Jürg Guggisberg, Severin Bischof
  |  05 mars 2021
    Recherche et statistique
  • Assurance-invalidité
  • Prestations complémentaires

Depuis une bonne quinzaine d’années, l’assurance-invalidité est en mutation perpétuelle. En témoignent les 4e, 5e et 6e révisions de l’AI, entrées en vigueur respectivement en 2004, 2008 et 2012. Le Développement continu de l’AI, qui instaure notamment un système de rentes linéaire, doit entrer en vigueur le 1er janvier 2022 (LAI ; RS 831.20). La loi fédérale sur les prestations complémentaires à l’AVS et à l’AI (LPC ; RS 831.30), importante pour un nombre croissant de bénéficiaires de rente AI, a été adaptée au 1er janvier 2021 (Schüpbach 2019).

Dans ce contexte, la question se pose de savoir dans quelle mesure ces modifications affectent la mission de l’assurance-invalidité inscrite à l’art. 1a, let. b LAI, à savoir « compenser les effets économiques permanents de l’invalidité en couvrant les besoins vitaux dans une mesure appropriée ». Une étude de 2012 (Wanner/Pecoraro 2012) qui examinait la situation économique des bénéficiaires de rente AI à l’aide de données fiscales portant sur les années 2003-2006 donne des résultats importants pour cette période. L’amélioration de l’état des données a permis de procéder à l’actualisation, mais aussi à l’élargissement ciblé de cette étude.

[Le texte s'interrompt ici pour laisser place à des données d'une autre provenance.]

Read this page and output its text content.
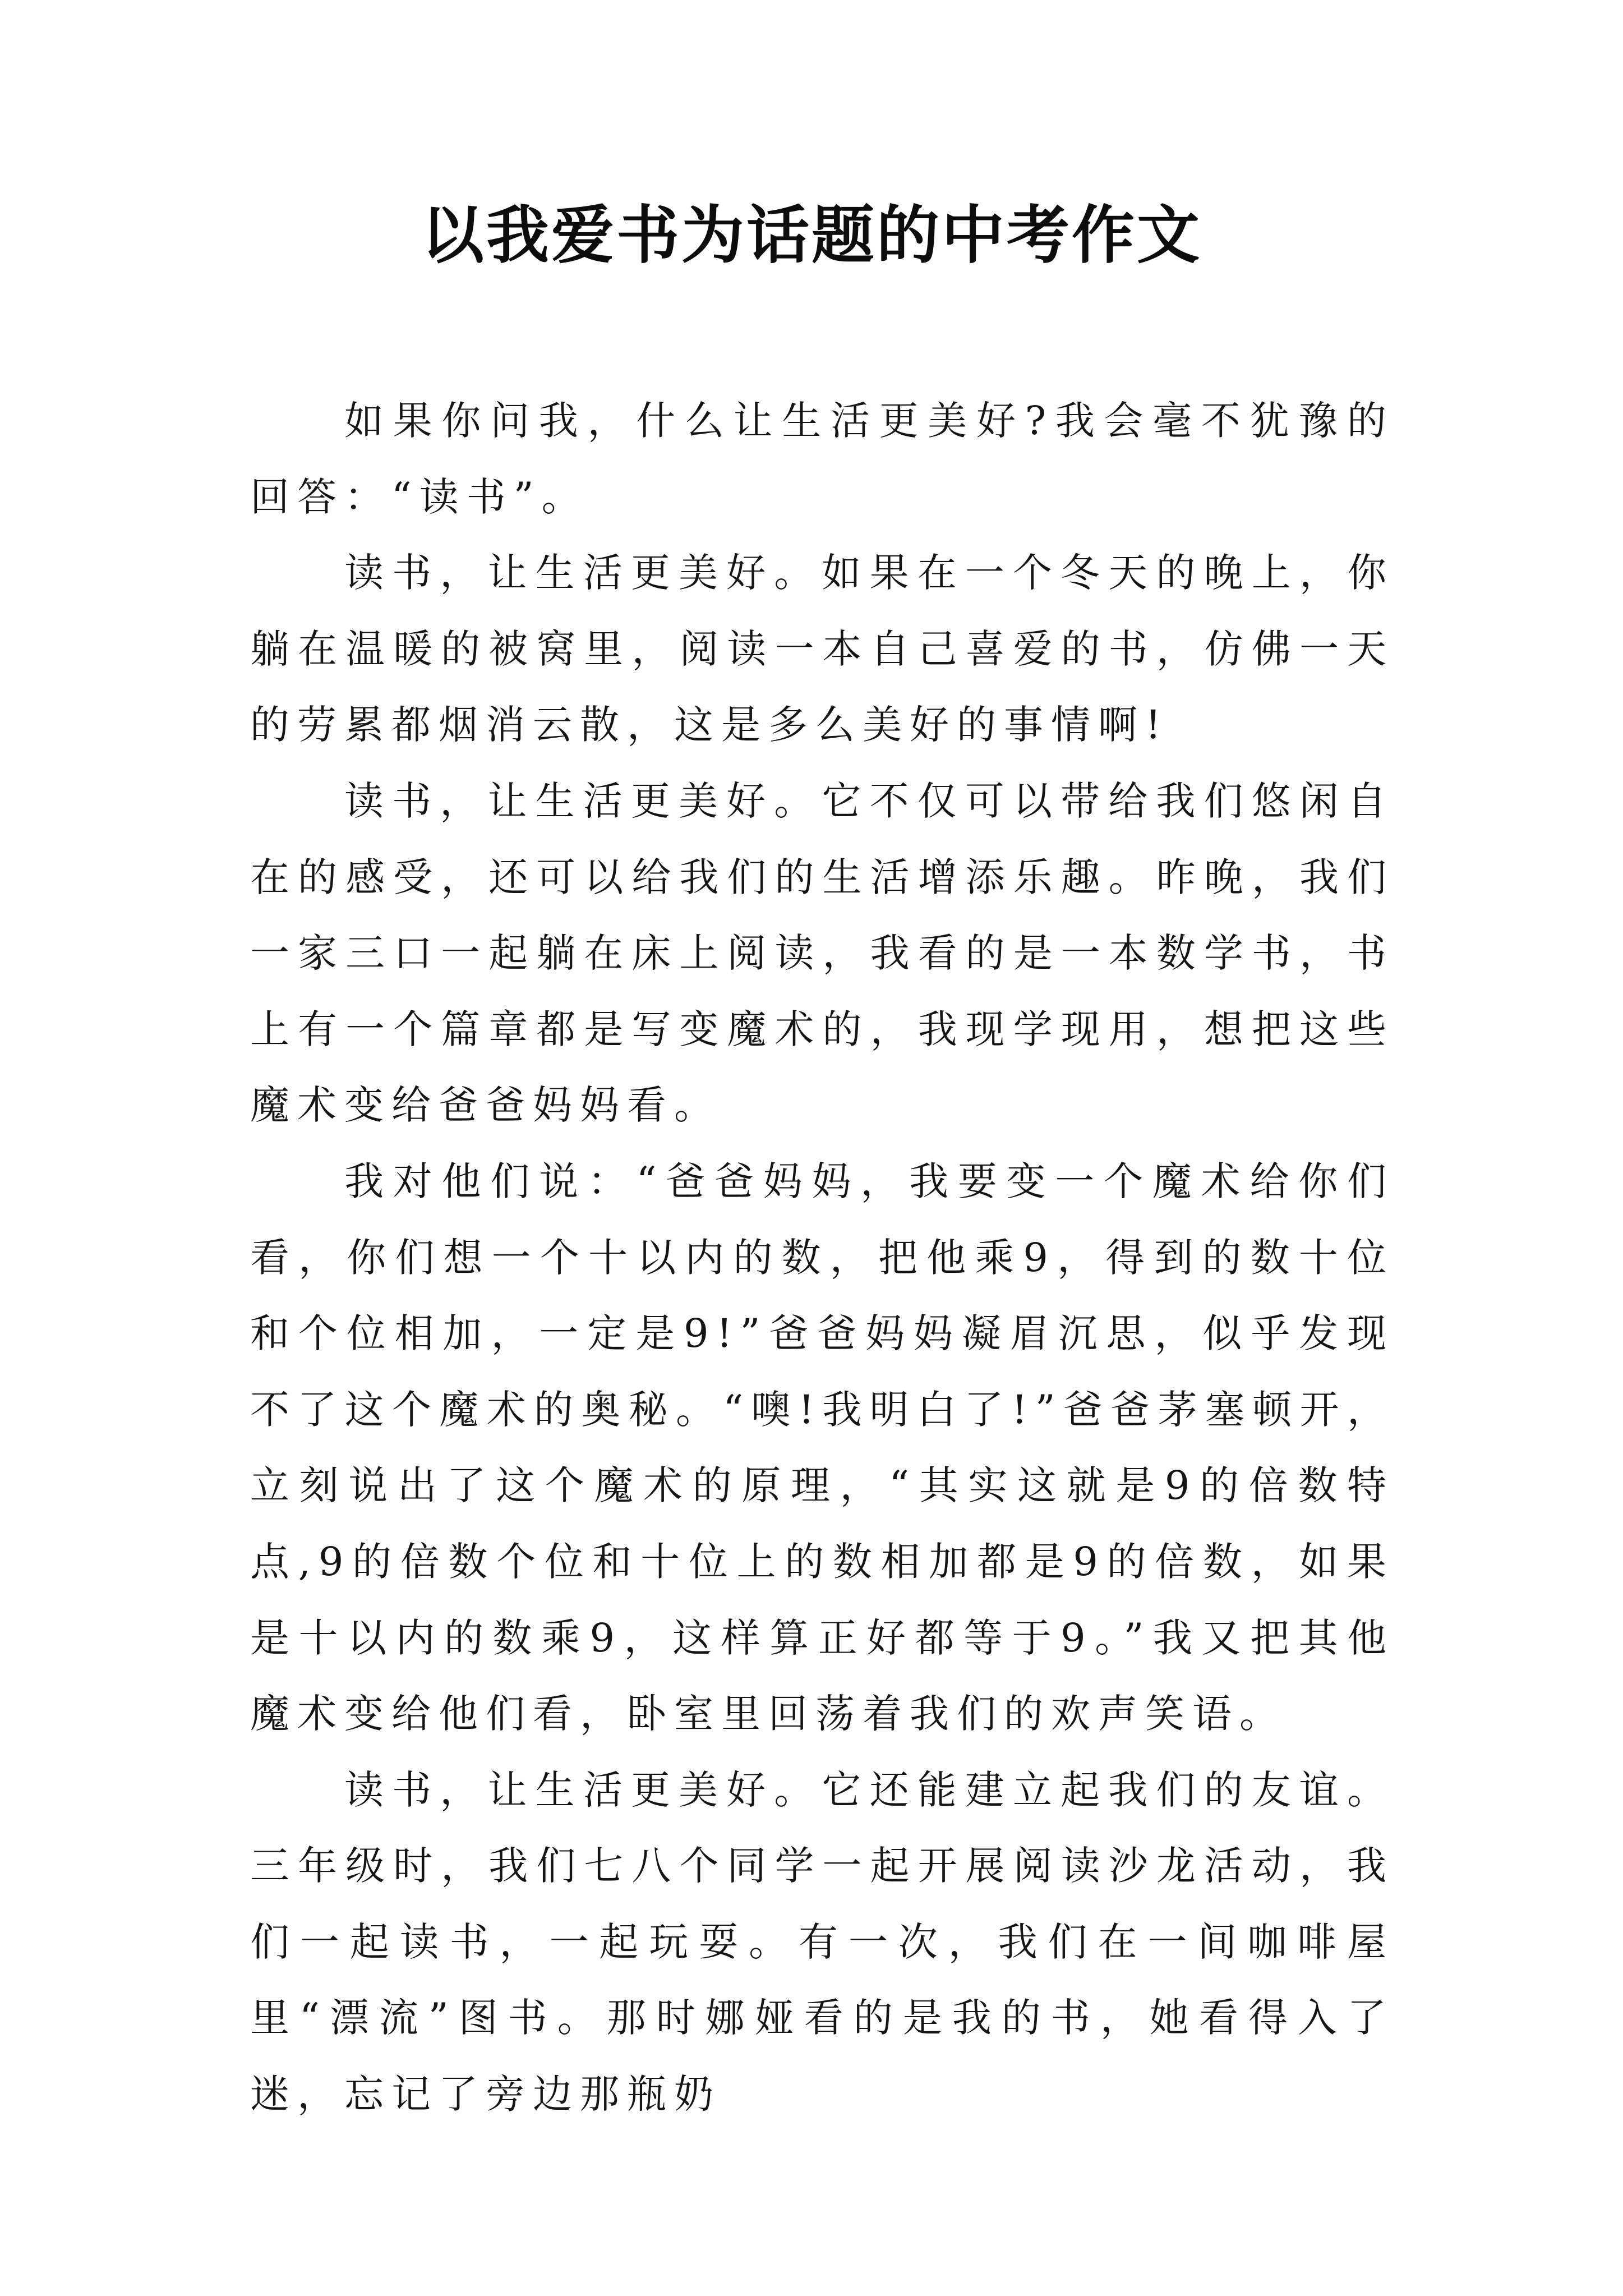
以我爱书为话题的中考作文

如果你问我，什么让生活更美好?我会毫不犹豫的回答：“读书”。

读书，让生活更美好。如果在一个冬天的晚上，你躺在温暖的被窝里，阅读一本自己喜爱的书，仿佛一天的劳累都烟消云散，这是多么美好的事情啊!

读书，让生活更美好。它不仅可以带给我们悠闲自在的感受，还可以给我们的生活增添乐趣。昨晚，我们一家三口一起躺在床上阅读，我看的是一本数学书，书上有一个篇章都是写变魔术的，我现学现用，想把这些魔术变给爸爸妈妈看。

我对他们说：“爸爸妈妈，我要变一个魔术给你们看，你们想一个十以内的数，把他乘9，得到的数十位和个位相加，一定是9!”爸爸妈妈凝眉沉思，似乎发现不了这个魔术的奥秘。“噢!我明白了!”爸爸茅塞顿开，立刻说出了这个魔术的原理，“其实这就是9的倍数特点,9的倍数个位和十位上的数相加都是9的倍数，如果是十以内的数乘9，这样算正好都等于9。”我又把其他魔术变给他们看，卧室里回荡着我们的欢声笑语。

读书，让生活更美好。它还能建立起我们的友谊。三年级时，我们七八个同学一起开展阅读沙龙活动，我们一起读书，一起玩耍。有一次，我们在一间咖啡屋里“漂流”图书。那时娜娅看的是我的书，她看得入了迷，忘记了旁边那瓶奶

Les analyses se fondaient sur la base de données synthétique WiSiER (Wirtschaftliche Situation von Personen im Erwerbs- und Rentenalter), qui combine des informations de la Centrale de compensation (CdC), de la statistique de la population et des ménages (STATPOP) de l’Office fédéral de la statistique (OFS), de divers registres de l’Office fédéral des assurances sociales (OFAS) et du relevé structurel de l’OFS regroupant les données fiscales de onze cantons (AG sans la ville d’Aarau, BE, BL, BS, GE, LU, NE, NW, SG, TI et VS). Bien que la description et l’analyse de l’étude se limitent à ces onze cantons, ses résultats peuvent être considérés comme statistiquement représentatifs pour toute la Suisse. La population résidente permanente âgée de 25 à 63/64 ans (l’année précédant l’âge ordinaire de la retraite) constitue la population de référence.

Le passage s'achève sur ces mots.